Neuss: Kinder kochen fair und gut

Neuss : Kinder kochen fair und gut

Die Neusser Eine-Welt-Initiative hat anlässlich der "Fairen Woche" Kinder eingeladen mit Fairtrade-Produkten zu kochen. Alle Gerichte enthielten Schokolade und stehen nun zwei Wochen lang auf Speisekarten von Restaurants.

Louis nimmt die Zange, greift in die Schale und angelt ein Stück mariniertes Lammfleisch heraus. Mit ruhiger Hand platziert er es in der brutzelnden Pfanne, und Gerd Lang, Küchenchef des Restaurants Solevino, gerät aus dem Häuschen: "Der Louis brät das Fleisch wie ein Profi. Er legt es richtig ins Fett, die Pfanne hat die richtige Temperatur — einfach perfekt", lobt Lang und ergänzt mit Blick auf die gesamte Kochschar vor ihm: "Die Jungs und Mädels machen ein Gericht, das ich einem Azubi im ersten Lehrjahr nicht zutraue. Einfach kolossal."

Das, was Lang dabei so begeistert: Die Köche sind Kinder. In diesem Fall Ministranten der Gemeinde Christ König. Louis, der die Lammsteaks wie ein Profi brät, ist neun Jahre alt. "Ich koche auch zu Hause gerne. Mittags kocht meistens meine Mama, aber abends darf ich schon mal mit Mama und Papa kochen. Am liebsten brate ich Steaks auf dem Grill", berichtet Louis. Mit seinen Koch-Kollegen von Christ König hat er sich an das Gericht "Lamm-Steaks mit Süßkartoffeln, Kakao und Couscous" gewagt — und das Rezept ist so gut, dass sich Küchenchef Lang freut, es ab Mittwoch zwei Wochen lang auf der Karte des Solevino zu haben.
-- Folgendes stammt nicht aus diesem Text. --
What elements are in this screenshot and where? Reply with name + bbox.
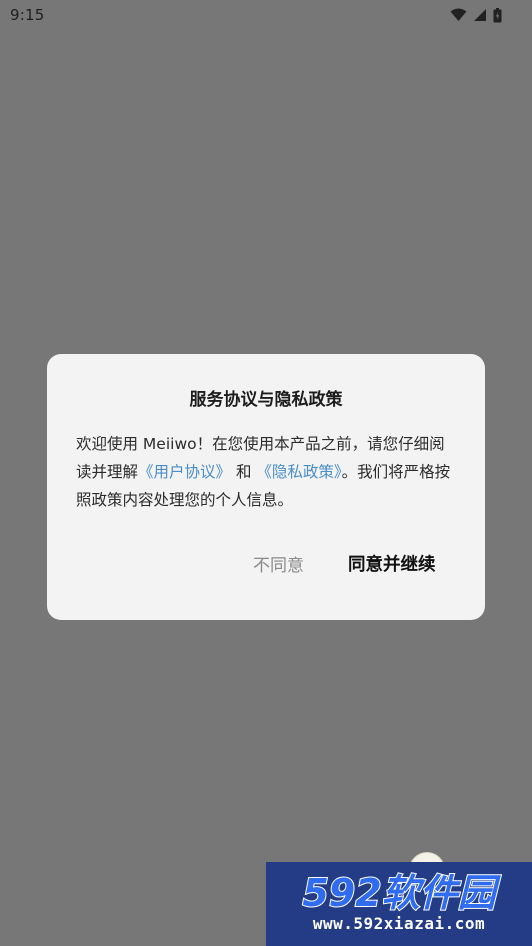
watermark: 592软件园 www.592xiazai.com	[266, 862, 532, 946]
watermark-logo-text: 592软件园	[302, 871, 501, 915]
disagree-button[interactable]: 不同意	[253, 551, 304, 576]
dialog-title: 服务协议与隐私政策	[189, 390, 343, 410]
watermark-site: www.592xiazai.com	[312, 914, 486, 933]
agree-continue-button[interactable]: 同意并继续	[348, 551, 436, 576]
user-agreement-link[interactable]: 《用户协议》	[138, 463, 231, 481]
privacy-dialog: 服务协议与隐私政策 欢迎使用 Meiiwo！在您使用本产品之前，请您仔细阅读并理…	[47, 354, 485, 620]
body-text-2: 和	[231, 463, 257, 481]
signal-icon	[473, 8, 487, 22]
battery-icon	[493, 7, 502, 23]
status-time: 9:15	[10, 6, 45, 24]
dialog-body: 欢迎使用 Meiiwo！在您使用本产品之前，请您仔细阅读并理解《用户协议》 和 …	[76, 430, 458, 514]
status-bar: 9:15	[0, 0, 532, 30]
watermark-logo: 592软件园	[301, 870, 502, 916]
status-icons	[450, 7, 502, 23]
privacy-policy-link[interactable]: 《隐私政策》	[256, 463, 341, 481]
screen: 9:15 服务协议与隐私政策 欢迎使用 Meiiwo！在您使用本产品之前，请您仔…	[0, 0, 532, 946]
wifi-icon	[450, 8, 467, 22]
Das war Teil des Konzeptes dieser Kochshow, zu der die Neusser-Eine-Welt-Initiative (Newi) anlässlich der deutschlandweiten Aktion "Faire Woche" Kinder auf den Freithof geladen hatte: Alle Gerichte, die die acht Teams aus Nachwuchsköchen am Donnerstag zubereiteten, werden zwei Wochen auf den Speisekarten der Restaurants erscheinen. Bedingung für die Kinder: Eine Zutat musste Schokolade oder Kakao sein und sie mussten "fair gehandelte" (Fairtrade) Produkten verarbeiten. "Das sind Produkte, bei denen bestimmte Kriterien eingehalten werden, wie gerechter Lohn für die Arbeit, der Ausschluss von Kinderarbeit oder ökologischer Anbau", erläuterte Newi-Koordinatorin Gisela Welbers. Und die Kinder hielten sich an die Vorgaben.

Die Junge Gemeinde St. Josef hatte zwei Teams gestellt, das eine bereitete "Bananen-Pfannkuchen ,Martinique'" zu, das andere "Bananensalat". Da in diesen aber zwei rote Zwiebeln gehören, hatte sich Köchin Lilli besonders vorbereitet: Sie trug eine blaue Taucherbrille gegen die beißenden Dämpfe der Knolle. Die Reuschenberger Albert-Schweitzer-Schule hatte drei Teams aufgeboten, bei ihnen gab es "Geeistes Mangosüppchen mit Fruchtsalat und Orangenschokolade", "Farfalle mir Spinat an Erdnuss-/Nuss-Nougat-Sauce" und "Schoko-Kirschkuchen mit Nuss-Nougat-Haube". Die OGS Flummigumm der Gutenbergschule kochte "Schokoträume mit Holunder-Couscous-Sauce" und die St.-Peter-Schule Rosellen "Süßen Reis mit Früchten". Das schmeckte nicht nur, sondern war auch ökologisch: Die Früchte stammten aus dem eigenen Schulgarten, der Reis wurde ohne Energiezufuhr in einer Kochkiste gegart. Zum Sieg reichte es nicht — an Louis und den Steaks der Christ-König-Köche führte kein Weg vorbei.